Cibolo City Council on Jan. 11 discussed the redistricting process for the city and the steps needed before the city makes district changes.
During the November election, voters approved a proposition allowing the city to transition from seven single-member districts to four, with the mayor and remaining three districts being at-large.
According to City Attorney Frank Garza, the reason for the redistricting is to ensure districts contain roughly equal populations, and the new districts will help divide the population growth.
Liza Gonzalez, assistant director of planning and engineering, said the population in the city has risen nearly 1,000% since 2000, moving from around 3,000 people to around 30,000, with projections of surpassing 50,000 in the next 10 to 15 years.

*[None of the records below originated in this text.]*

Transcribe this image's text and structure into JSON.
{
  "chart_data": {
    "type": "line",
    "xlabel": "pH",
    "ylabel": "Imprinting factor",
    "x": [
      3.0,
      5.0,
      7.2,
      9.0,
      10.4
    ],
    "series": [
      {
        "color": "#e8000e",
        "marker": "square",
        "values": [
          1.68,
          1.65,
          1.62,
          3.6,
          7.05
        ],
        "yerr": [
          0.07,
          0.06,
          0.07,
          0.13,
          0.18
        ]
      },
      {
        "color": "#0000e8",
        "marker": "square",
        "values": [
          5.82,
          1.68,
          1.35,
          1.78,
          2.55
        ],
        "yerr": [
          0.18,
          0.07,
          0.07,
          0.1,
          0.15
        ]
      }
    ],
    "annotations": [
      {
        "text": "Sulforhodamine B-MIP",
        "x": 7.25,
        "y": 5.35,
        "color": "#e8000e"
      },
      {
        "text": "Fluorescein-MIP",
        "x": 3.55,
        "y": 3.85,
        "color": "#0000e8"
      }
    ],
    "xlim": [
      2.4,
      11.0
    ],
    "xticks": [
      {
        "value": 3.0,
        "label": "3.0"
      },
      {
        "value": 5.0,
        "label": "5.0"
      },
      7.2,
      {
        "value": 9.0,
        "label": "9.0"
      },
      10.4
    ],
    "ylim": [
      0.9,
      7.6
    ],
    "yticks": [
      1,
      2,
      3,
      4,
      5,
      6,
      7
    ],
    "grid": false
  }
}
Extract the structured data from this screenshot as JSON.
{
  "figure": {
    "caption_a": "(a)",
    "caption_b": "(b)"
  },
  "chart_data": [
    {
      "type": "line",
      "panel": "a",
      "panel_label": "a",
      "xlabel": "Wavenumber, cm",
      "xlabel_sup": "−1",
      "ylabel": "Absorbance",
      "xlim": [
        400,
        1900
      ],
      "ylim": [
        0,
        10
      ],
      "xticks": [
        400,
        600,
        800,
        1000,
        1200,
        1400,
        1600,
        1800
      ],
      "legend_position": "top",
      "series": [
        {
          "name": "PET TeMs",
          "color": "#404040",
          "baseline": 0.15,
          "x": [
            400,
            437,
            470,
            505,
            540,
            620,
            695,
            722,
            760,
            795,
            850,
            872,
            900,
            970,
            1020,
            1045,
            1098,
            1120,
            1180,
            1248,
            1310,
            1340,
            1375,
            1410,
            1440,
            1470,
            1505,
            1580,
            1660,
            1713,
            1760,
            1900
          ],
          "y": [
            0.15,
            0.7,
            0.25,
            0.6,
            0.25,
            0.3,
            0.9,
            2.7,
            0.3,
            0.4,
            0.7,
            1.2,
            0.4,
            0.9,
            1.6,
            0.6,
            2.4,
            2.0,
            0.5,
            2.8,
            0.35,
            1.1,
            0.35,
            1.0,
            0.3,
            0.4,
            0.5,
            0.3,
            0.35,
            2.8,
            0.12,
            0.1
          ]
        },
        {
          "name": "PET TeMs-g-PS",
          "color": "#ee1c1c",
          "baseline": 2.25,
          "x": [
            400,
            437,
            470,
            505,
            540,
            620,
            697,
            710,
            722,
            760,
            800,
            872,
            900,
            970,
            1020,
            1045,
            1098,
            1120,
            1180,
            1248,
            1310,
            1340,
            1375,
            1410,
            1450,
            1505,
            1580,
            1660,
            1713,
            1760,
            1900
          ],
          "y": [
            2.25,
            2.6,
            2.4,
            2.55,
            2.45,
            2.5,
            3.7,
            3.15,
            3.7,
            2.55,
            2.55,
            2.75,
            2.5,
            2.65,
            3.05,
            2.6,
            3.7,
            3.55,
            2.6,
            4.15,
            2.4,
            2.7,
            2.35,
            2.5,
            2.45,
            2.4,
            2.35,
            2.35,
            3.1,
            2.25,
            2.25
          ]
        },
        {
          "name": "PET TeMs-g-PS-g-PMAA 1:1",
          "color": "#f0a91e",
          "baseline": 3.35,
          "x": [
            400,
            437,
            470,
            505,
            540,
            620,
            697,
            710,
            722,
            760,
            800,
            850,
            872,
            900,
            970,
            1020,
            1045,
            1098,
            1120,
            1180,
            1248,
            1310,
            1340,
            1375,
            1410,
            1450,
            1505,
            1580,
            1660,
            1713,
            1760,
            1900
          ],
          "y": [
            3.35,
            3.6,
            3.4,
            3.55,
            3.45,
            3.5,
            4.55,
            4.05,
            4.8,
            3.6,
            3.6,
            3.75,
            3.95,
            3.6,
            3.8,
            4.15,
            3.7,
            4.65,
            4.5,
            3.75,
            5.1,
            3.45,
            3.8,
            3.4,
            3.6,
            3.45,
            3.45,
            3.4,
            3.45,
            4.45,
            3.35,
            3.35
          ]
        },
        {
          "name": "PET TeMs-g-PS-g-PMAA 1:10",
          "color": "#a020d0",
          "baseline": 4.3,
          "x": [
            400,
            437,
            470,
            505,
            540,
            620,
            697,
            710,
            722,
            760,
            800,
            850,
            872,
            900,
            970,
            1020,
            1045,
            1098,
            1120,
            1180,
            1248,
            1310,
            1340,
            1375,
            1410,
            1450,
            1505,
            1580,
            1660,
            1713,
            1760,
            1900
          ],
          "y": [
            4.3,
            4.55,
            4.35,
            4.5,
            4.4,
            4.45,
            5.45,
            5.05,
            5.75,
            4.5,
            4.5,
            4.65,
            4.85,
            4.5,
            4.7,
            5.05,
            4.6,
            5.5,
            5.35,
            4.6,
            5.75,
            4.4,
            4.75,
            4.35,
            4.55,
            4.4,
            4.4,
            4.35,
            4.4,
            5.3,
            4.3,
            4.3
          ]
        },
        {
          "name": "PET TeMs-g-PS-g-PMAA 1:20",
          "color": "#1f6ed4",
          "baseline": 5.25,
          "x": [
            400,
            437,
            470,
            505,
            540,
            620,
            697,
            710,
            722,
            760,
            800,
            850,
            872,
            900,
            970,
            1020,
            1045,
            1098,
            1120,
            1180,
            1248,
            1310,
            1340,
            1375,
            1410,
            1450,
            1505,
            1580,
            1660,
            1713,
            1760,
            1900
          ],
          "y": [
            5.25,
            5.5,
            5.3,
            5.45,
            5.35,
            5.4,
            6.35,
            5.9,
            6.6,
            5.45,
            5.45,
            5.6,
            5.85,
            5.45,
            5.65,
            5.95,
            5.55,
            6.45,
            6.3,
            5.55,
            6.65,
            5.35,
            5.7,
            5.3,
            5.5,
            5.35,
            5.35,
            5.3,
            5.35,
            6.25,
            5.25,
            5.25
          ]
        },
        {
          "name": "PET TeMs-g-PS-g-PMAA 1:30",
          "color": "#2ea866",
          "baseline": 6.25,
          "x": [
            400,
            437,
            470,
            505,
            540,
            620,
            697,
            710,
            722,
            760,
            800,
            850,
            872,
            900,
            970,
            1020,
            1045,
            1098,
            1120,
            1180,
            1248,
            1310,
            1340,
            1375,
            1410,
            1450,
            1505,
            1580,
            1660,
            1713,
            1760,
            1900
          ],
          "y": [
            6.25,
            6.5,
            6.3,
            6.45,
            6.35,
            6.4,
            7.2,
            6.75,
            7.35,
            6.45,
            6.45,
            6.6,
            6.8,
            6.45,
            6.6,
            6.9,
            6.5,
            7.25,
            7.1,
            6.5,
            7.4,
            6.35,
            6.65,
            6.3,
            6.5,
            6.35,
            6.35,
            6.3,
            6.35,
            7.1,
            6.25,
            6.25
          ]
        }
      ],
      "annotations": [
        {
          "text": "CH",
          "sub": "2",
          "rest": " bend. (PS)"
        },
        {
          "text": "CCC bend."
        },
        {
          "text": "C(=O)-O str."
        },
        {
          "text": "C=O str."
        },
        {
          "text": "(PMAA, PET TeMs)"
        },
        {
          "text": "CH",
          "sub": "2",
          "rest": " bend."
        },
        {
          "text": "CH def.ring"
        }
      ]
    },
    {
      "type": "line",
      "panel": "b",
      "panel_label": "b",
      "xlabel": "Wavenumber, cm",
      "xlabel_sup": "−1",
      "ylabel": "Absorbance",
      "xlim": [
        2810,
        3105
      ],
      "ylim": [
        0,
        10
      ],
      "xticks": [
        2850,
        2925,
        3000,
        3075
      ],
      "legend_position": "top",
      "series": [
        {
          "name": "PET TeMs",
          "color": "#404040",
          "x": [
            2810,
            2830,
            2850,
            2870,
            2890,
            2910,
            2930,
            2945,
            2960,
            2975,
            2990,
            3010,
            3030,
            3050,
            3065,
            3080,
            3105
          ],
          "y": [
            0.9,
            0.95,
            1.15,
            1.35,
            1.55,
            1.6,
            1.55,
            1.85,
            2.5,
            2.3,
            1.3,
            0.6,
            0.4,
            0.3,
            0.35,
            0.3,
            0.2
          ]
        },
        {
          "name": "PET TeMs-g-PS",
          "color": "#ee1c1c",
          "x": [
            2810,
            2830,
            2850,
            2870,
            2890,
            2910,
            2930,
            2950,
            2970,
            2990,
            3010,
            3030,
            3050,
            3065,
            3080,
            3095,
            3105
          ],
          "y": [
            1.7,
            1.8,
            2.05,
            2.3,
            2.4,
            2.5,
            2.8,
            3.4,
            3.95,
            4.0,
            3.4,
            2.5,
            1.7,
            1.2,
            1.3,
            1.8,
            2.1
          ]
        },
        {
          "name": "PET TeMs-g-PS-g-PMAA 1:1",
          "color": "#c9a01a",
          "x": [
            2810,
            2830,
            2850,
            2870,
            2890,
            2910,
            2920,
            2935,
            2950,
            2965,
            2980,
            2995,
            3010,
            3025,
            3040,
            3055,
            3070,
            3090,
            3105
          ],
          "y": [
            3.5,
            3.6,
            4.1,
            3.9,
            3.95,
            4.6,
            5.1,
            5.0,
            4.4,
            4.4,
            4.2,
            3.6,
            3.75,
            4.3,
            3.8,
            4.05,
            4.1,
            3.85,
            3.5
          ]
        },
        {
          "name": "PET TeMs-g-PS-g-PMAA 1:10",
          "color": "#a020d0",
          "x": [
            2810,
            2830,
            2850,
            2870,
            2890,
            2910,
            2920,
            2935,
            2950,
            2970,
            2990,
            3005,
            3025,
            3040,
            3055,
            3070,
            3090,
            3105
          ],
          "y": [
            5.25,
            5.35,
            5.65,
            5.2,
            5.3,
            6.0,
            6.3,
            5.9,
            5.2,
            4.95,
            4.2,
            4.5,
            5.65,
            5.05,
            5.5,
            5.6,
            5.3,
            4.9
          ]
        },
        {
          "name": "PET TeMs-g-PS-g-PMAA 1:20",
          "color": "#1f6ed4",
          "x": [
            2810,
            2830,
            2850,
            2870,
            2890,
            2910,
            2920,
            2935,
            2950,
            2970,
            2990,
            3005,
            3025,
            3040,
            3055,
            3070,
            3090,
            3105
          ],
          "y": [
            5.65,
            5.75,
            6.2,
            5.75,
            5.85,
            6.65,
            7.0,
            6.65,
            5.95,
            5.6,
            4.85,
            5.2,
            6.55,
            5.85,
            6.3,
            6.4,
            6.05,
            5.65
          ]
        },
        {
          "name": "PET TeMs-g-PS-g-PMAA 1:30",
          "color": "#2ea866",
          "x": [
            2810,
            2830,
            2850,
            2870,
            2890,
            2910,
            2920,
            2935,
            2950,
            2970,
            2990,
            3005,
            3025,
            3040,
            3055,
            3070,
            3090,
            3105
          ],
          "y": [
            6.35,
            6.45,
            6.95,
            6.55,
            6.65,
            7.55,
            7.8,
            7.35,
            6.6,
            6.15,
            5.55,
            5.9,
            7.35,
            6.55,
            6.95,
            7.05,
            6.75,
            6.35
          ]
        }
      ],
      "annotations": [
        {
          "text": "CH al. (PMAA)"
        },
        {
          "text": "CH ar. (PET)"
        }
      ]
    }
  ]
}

Those running in the 2022 elections will not be affected by redistricting changes and elections will move forward as usual until 2024.
“In November of 2024 will be the very first time elections for the newly-created districts 1 and 4, and at-large districts 5 and 6 will take place,” Garza said. “And then in November of 2025, elections for the newly-created districts 2 and 3, and at-large District 7 and mayor will take place.”
According to Garza, this timeline will give the city enough time to draw the new maps and receive public input and feedback before finalizing any changes.
Work on redistricting will begin with contracting a demographer, which the city plans to award near the end of 2022. Public hearings and other opportunities to receive additional community input are estimated to happen around February 2023.